I check the code and is accepting self loops
public boolean accept(RoutingCHEdgeIteratorState edgeState) {
int base = edgeState.getBaseNode();
int adj = edgeState.getAdjNode();
// always accept virtual edges, see #288
if (base >= maxNodes || adj >= maxNodes)
return true;
// minor performance improvement: shortcuts in wrong direction are disconnected, so no need to exclude them
if (edgeState.isShortcut())
return true;
return graph.getLevel(base) <= graph.getLevel(adj);
}
Why not exist the condition: if(base == adj) return false; ?

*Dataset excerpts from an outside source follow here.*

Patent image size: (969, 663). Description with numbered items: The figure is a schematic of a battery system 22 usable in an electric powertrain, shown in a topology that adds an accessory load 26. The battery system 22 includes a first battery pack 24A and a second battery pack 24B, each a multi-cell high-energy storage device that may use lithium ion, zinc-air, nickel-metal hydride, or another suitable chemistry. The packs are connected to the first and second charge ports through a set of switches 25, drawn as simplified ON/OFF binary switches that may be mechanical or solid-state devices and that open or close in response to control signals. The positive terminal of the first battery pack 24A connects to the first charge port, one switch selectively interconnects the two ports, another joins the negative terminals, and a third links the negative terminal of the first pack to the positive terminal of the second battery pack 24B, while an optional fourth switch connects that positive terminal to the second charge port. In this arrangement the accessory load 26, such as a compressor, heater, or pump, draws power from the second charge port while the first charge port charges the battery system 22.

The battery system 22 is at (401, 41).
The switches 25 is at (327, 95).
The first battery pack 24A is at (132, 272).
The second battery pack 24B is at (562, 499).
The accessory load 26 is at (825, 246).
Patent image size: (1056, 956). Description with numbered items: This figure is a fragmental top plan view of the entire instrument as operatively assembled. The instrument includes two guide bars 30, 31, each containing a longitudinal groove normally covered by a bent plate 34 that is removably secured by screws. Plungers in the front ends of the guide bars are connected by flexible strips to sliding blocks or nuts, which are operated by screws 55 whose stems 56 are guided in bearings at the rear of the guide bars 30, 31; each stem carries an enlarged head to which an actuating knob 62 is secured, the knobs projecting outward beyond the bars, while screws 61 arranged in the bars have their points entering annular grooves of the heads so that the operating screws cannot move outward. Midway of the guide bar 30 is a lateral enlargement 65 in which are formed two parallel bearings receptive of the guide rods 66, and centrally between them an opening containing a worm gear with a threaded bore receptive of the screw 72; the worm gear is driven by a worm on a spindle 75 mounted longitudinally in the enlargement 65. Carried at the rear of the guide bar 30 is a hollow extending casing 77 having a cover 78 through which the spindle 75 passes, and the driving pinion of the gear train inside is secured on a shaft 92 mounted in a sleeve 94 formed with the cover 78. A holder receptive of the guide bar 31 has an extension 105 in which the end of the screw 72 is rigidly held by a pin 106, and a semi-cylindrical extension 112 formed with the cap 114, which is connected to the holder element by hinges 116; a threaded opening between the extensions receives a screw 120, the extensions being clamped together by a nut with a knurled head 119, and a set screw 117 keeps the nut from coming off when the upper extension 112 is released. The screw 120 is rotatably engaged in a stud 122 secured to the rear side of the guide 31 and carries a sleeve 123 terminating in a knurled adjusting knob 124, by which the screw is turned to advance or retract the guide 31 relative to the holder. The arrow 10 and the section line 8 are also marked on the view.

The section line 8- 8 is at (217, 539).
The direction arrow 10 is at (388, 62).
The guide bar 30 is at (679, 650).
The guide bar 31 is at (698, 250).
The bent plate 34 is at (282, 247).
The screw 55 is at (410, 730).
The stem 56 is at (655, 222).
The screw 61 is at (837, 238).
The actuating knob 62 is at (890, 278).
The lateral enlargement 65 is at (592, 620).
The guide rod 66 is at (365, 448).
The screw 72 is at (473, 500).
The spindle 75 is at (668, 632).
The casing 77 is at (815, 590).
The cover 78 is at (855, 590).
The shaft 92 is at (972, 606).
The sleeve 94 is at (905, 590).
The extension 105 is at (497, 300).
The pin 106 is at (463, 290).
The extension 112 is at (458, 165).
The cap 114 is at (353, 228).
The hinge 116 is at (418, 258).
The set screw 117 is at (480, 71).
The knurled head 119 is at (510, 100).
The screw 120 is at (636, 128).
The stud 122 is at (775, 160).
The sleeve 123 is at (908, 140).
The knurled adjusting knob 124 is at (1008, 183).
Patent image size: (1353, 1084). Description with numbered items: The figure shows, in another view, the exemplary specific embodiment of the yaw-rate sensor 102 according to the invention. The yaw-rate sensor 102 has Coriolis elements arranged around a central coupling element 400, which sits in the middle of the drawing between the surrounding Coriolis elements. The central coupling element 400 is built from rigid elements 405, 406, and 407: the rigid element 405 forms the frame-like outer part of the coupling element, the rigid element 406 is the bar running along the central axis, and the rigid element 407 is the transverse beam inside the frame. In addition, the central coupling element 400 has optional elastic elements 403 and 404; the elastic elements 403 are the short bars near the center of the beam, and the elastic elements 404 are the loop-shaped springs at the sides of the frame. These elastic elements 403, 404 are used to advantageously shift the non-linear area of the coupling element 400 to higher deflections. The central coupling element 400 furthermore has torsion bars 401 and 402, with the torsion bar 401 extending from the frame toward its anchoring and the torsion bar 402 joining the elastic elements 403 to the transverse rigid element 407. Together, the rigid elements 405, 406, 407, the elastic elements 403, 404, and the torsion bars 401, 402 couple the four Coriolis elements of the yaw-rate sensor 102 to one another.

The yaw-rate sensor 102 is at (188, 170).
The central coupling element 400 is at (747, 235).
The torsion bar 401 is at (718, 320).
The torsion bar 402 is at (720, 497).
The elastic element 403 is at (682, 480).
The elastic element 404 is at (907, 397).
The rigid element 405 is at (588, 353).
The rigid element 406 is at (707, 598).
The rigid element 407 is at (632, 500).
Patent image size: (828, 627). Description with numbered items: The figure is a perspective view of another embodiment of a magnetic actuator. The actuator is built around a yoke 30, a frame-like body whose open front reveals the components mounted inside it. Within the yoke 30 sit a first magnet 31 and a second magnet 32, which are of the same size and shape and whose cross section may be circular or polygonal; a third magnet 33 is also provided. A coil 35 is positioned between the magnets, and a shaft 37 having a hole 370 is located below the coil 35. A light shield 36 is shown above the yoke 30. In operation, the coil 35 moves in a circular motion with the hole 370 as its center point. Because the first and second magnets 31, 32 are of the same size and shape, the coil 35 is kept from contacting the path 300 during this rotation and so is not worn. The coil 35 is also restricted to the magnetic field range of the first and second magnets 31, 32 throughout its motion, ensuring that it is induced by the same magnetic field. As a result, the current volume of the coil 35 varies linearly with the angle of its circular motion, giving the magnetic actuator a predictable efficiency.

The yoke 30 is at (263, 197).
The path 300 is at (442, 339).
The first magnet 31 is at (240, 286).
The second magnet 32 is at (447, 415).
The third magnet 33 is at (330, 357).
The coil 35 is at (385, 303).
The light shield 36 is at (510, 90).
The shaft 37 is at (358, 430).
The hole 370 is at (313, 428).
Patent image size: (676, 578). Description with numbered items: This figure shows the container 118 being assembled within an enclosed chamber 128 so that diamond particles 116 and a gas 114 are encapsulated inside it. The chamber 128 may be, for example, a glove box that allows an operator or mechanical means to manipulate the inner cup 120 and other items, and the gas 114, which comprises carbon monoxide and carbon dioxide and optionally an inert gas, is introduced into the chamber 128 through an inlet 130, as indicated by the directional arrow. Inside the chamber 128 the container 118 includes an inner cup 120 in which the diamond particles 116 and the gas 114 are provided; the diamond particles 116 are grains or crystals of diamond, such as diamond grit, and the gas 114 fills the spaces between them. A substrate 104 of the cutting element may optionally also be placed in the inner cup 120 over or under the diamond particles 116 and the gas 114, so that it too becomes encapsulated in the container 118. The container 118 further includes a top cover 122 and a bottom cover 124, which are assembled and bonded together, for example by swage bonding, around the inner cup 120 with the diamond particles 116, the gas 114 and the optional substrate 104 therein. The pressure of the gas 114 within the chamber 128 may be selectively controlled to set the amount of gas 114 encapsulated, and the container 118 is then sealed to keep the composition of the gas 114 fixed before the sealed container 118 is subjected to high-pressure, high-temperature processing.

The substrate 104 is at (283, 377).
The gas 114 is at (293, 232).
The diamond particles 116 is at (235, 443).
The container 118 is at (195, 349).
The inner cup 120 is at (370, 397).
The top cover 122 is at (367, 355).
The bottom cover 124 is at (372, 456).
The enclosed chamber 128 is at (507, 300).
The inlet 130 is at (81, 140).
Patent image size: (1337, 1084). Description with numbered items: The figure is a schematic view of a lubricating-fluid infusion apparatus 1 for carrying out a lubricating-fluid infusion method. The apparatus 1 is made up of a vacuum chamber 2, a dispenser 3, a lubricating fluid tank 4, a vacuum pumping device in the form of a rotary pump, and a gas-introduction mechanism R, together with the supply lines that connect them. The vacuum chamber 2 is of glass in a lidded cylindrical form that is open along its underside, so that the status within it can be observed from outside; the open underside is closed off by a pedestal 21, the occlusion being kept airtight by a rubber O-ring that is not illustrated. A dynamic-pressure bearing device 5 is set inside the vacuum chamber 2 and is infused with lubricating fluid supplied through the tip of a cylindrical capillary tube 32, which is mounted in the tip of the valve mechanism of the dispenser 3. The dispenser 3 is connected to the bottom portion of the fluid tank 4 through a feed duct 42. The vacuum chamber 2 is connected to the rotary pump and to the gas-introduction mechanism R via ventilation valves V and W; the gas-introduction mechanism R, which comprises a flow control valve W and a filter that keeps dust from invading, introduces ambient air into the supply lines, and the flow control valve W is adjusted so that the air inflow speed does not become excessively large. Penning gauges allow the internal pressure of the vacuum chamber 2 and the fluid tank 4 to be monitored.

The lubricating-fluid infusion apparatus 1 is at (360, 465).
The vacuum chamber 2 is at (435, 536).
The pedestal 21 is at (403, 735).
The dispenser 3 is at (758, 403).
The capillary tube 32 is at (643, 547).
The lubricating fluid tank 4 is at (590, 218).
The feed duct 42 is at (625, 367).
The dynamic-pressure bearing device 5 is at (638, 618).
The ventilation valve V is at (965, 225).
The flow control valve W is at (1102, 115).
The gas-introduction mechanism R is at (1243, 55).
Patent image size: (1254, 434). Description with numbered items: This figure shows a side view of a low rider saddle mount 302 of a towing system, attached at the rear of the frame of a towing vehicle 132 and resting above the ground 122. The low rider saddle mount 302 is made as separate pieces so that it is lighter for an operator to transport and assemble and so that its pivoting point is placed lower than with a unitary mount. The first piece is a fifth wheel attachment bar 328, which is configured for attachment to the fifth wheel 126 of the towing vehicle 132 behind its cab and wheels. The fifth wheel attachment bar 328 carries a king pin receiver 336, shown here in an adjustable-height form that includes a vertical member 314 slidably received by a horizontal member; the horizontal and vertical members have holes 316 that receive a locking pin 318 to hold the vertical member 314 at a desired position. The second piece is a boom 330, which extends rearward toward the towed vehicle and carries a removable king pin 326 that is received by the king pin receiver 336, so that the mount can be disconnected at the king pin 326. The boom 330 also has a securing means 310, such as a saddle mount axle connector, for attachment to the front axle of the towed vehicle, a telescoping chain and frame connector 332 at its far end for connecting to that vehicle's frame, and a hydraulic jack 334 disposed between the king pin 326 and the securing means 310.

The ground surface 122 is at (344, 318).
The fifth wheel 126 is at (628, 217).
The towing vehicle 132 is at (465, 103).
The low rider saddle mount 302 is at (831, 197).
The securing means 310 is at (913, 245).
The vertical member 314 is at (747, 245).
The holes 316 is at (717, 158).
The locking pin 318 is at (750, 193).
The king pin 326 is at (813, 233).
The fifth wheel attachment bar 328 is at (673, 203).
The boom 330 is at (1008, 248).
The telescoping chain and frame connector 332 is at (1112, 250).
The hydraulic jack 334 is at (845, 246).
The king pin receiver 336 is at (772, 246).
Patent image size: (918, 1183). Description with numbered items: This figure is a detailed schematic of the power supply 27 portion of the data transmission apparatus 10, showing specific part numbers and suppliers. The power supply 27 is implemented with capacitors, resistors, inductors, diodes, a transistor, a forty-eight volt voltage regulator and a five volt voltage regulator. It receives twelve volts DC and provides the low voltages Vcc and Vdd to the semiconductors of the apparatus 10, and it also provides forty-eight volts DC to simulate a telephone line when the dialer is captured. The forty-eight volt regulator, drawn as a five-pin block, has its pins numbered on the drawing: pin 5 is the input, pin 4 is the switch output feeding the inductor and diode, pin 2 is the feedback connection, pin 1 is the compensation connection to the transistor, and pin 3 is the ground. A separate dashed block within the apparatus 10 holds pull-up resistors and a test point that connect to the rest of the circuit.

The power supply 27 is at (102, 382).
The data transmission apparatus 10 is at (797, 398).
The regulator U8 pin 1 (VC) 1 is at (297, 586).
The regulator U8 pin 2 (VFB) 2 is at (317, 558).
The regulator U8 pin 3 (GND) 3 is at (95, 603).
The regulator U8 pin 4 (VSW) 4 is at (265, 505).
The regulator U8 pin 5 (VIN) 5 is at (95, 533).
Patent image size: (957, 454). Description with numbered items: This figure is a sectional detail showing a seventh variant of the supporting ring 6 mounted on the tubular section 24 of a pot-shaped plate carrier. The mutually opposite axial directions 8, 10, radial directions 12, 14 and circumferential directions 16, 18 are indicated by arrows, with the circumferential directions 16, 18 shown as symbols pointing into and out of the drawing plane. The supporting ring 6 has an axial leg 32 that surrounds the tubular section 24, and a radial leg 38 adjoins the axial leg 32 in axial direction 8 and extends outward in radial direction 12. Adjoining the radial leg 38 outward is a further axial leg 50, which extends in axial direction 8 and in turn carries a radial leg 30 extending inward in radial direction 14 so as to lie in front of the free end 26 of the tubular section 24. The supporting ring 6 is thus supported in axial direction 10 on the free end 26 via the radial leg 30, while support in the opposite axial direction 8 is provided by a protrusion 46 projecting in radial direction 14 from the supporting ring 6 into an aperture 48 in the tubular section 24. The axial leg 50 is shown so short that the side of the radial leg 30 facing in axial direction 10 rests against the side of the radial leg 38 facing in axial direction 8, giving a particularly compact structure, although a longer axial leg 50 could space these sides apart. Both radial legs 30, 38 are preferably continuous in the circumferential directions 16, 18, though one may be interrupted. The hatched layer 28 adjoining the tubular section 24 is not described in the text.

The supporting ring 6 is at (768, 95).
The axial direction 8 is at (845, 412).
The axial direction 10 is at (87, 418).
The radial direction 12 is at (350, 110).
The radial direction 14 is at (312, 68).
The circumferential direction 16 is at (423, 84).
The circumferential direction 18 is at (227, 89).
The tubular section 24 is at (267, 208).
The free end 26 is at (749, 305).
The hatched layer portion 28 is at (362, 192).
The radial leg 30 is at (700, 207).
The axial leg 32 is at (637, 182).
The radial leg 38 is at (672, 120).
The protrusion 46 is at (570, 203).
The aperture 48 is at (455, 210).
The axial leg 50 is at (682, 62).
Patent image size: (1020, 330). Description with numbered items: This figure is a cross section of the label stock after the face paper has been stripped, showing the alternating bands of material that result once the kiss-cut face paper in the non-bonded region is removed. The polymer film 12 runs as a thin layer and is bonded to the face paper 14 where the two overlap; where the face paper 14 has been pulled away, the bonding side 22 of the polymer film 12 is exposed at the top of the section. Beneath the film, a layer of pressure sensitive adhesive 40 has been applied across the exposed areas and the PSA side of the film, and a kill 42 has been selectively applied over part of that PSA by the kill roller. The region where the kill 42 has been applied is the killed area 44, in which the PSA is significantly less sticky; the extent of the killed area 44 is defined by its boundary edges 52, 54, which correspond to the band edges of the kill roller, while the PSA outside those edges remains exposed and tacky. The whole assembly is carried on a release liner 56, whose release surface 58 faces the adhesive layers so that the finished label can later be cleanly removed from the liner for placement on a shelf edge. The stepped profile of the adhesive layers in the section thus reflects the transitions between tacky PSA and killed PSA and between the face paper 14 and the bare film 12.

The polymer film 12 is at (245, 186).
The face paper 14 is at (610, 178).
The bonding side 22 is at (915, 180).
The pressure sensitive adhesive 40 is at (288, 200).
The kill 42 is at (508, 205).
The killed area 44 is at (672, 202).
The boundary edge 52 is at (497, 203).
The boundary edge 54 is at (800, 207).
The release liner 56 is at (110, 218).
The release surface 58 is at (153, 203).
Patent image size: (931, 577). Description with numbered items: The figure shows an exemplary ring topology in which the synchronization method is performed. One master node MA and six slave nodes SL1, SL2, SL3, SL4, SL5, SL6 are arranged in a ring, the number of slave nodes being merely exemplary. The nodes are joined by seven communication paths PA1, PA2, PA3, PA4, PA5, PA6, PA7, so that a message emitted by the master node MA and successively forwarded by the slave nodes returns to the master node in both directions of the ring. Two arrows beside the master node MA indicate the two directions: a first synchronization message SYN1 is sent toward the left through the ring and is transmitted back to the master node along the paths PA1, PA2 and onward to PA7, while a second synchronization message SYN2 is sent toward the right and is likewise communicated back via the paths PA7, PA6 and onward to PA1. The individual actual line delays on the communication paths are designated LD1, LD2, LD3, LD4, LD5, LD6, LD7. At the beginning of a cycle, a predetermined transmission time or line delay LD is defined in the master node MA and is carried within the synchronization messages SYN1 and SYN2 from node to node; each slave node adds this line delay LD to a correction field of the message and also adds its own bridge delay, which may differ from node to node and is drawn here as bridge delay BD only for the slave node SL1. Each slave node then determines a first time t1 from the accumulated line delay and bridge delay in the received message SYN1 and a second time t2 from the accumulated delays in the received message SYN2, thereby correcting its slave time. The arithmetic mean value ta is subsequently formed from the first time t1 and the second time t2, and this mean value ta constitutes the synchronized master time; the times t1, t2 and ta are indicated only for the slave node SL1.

At the junction the red arrow is pointing to it does a right turn, because turning left is forbidden there. It then does a ‘p-turn’ to arrive at the same junction again and go straight to arrive at the destination. CH will represent this entire entire turn (going from the junction at the red arrow back to the same junction) as by a single shortcut edge, which is a loop in the CH graph (because it goes from one node to the same node).
I’m guessing node 2081 is the one the arrow is pointing to. You can check this by enabling the MVT layer in the layers menu and hovering the adjacent edges.
It only works when you run the GraphHopper server yourself. But I’m assuming you do? Make sure it is enabled in your config.yml: There needs to be a line: web.mvt.enabled: true
The only way to disable it seems to be setting with_tiles to false in options.js, but you probably did not do this so I’m surprised the mvt option is missing in your layers menu.